In seasonally dry, semideciduous or drought-deciduous forest and in savanna enclaves within wet evergreen forest, mostly below 500 m, but ascending in inter-Andean valleys of Peru to 600-950 m, and in the Bolivian Yungas to 1300-1800 m, discontinuously widespread around the W and SW periphery of the Amazon basin and in the upper Paraguai basin, in Peru, Brazil westward from the Tocantins, Bolivia, and Paraguay, and reappearing locally along the lower Amazon and its immediate tributaries in Pará, Brazil; one isolated station in Pacific Ecuador (estado Manabí, there sympatric with S. saman, perhaps introduced), cultivated in NE Argentina (Corrientes). — Map 35. — Fl. (IX-)X-II(-III), immediately following flush of new lvs, the fruit shed simultaneously or a little earlier. — Lluicho vaina, lluicho vainilla (Peru); burdão de velho (Acre); ichizozo, penoco (Bolivia); niño azote (Paraguay).
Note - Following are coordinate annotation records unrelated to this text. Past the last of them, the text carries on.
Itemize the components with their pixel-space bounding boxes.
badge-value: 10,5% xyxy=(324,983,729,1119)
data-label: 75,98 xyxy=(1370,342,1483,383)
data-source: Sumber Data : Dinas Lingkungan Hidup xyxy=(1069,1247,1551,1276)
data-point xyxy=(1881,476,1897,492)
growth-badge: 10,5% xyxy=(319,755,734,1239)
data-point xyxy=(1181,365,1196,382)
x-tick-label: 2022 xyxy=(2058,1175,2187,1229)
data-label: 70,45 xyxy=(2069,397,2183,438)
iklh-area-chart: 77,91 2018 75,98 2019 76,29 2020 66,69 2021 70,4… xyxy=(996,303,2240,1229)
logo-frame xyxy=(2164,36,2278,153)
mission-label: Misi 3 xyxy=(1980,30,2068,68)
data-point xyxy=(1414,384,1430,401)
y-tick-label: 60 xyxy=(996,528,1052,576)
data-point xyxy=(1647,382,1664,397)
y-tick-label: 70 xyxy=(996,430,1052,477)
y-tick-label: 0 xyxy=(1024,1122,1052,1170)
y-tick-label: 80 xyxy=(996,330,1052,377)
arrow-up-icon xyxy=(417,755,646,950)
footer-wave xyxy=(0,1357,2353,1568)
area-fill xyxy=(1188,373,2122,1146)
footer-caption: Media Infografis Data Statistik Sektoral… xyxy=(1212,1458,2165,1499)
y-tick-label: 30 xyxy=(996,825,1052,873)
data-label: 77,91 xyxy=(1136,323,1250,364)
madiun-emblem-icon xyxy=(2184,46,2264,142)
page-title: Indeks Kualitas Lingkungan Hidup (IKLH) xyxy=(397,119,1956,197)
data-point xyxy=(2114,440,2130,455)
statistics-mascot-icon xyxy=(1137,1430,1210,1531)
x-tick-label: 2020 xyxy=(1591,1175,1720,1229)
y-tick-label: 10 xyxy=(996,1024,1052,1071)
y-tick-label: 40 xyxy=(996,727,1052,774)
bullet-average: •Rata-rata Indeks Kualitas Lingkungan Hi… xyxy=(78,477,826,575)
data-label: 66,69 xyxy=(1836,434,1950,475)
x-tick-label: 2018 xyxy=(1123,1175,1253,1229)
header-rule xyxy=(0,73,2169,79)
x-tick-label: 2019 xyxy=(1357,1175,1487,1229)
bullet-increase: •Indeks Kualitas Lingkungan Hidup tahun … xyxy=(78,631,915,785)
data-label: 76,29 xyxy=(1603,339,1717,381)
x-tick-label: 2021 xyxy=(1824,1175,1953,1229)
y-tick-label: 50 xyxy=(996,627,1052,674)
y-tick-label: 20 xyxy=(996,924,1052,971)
Samanea tubulosa, which as a native tree replaces S. saman in South America southward from the equator, is readily distinguished from it, when in flower, by the nectary at base of each leafstalk and by (sub)linear floral bracts. The leaflets of longer pinnae are usually fewer by one or two pairs, and all are puberulent rather than glabrous on the upper face. Differences between the fruits collected by Spruce at Tarapoto in Peru and those of the genuine saman from Caracas were noted by Bentham in his revision of Mimoseae (1875: 587). In Flora Brasiliensis he voiced the suspicion that more than one species lay concealed in his concept of Pithecolobium saman, but for lack of complete material he could go no further than describe Spruce’s plant as a var. acutifolia [sic], supposedly different in characters of foliage rather than fruit. He was unaware that he had earlier described the same taxon as Calliandra tubulosa. The protologue of C. tubulosa was derived from two flowering collections, almost certainly not conspecific: Riedel s.n. from Chapada dos Guimarães near Cuiabá in Mato Grosso; and Gardner 1280 from near the mouth of Río São Francisco in northern Bahia. The identity of Riedel’s plant is now firmly established by fruiting topotypes, but that of Gardner’s plant will remain ambiguous until we have confirmatory pods from the region of the type locality.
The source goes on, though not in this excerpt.